In a statement, Pfizer said after looking over these data, “Pfizer has observed an emerging clinical profile that includes an unanticipated attenuation of low-density lipoprotein cholesterol (LDL-C) lowering over time, as well as a higher level of immunogenicity and higher rate of injection-site reactions with bococizumab than shown with the other agents in this class.”
PCSK9 inhibitors work by blocking the protein that degrades LDL receptors on the liver that remove LDL cholesterol from the blood. By blocking PCSK9’s ability to work, more receptors are available to get rid of LDL cholesterol from the blood and, as a result, lower LDL cholesterol levels. The company has also been reported to be working on a pill version and a vaccine in this franchise area.
This will see Pfizer drop out of the race for market share with Amgen ($AMGN) and Regeneron ($REGN)/Sanofi ($SNY), which have both already gained marketing approvals with their injectable PCSK9 inhibitors in Repatha (evolocumab) and Praluent (alirocumab), respectively. Analysts had seen these meds making $3 billion at peak.
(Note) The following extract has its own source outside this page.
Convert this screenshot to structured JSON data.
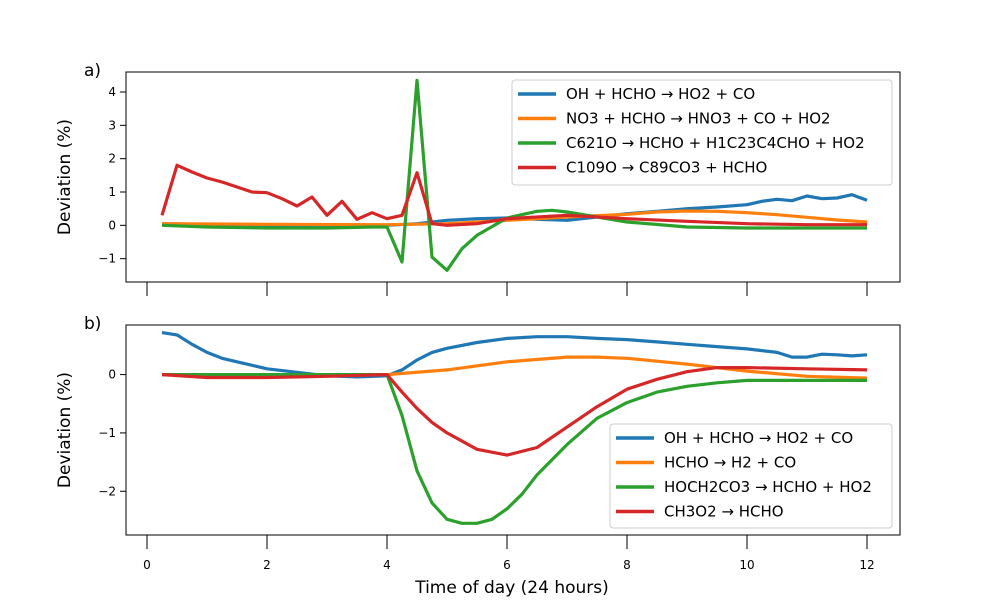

“As a company, we understand that developing new and important medicines for patients is a critical, but difficult undertaking,” said Dr. James Rusnak, chief development officer for Cardiovascular and Metabolic Diseases, Pfizer Global Product Development. "Accordingly, we continually evaluate our development programs as data emerge to support prudent decisions that provide value both to the patients we serve and our shareholders. We are disappointed by this outcome, but remain committed to investing in innovation, concentrating our pipeline on areas where we can bring transformational therapies to address unmet needs, including in patients with cardiovascular and metabolic diseases. We thank the investigators, their patients, and support staff who have participated in this important research program.”
Pfizer will also take a financial hit, with the co saying it will have a negative impact of around $0.04 per share on both a GAAP and adjusted basis. Pfizer also announced it has ditched a Phase II IL-6 Crohn’s candidate, as well as three Phase I tests for meds in smoking cessation, schizophrenia and a cancer biologic. The pharma was down around 2% premarket this morning.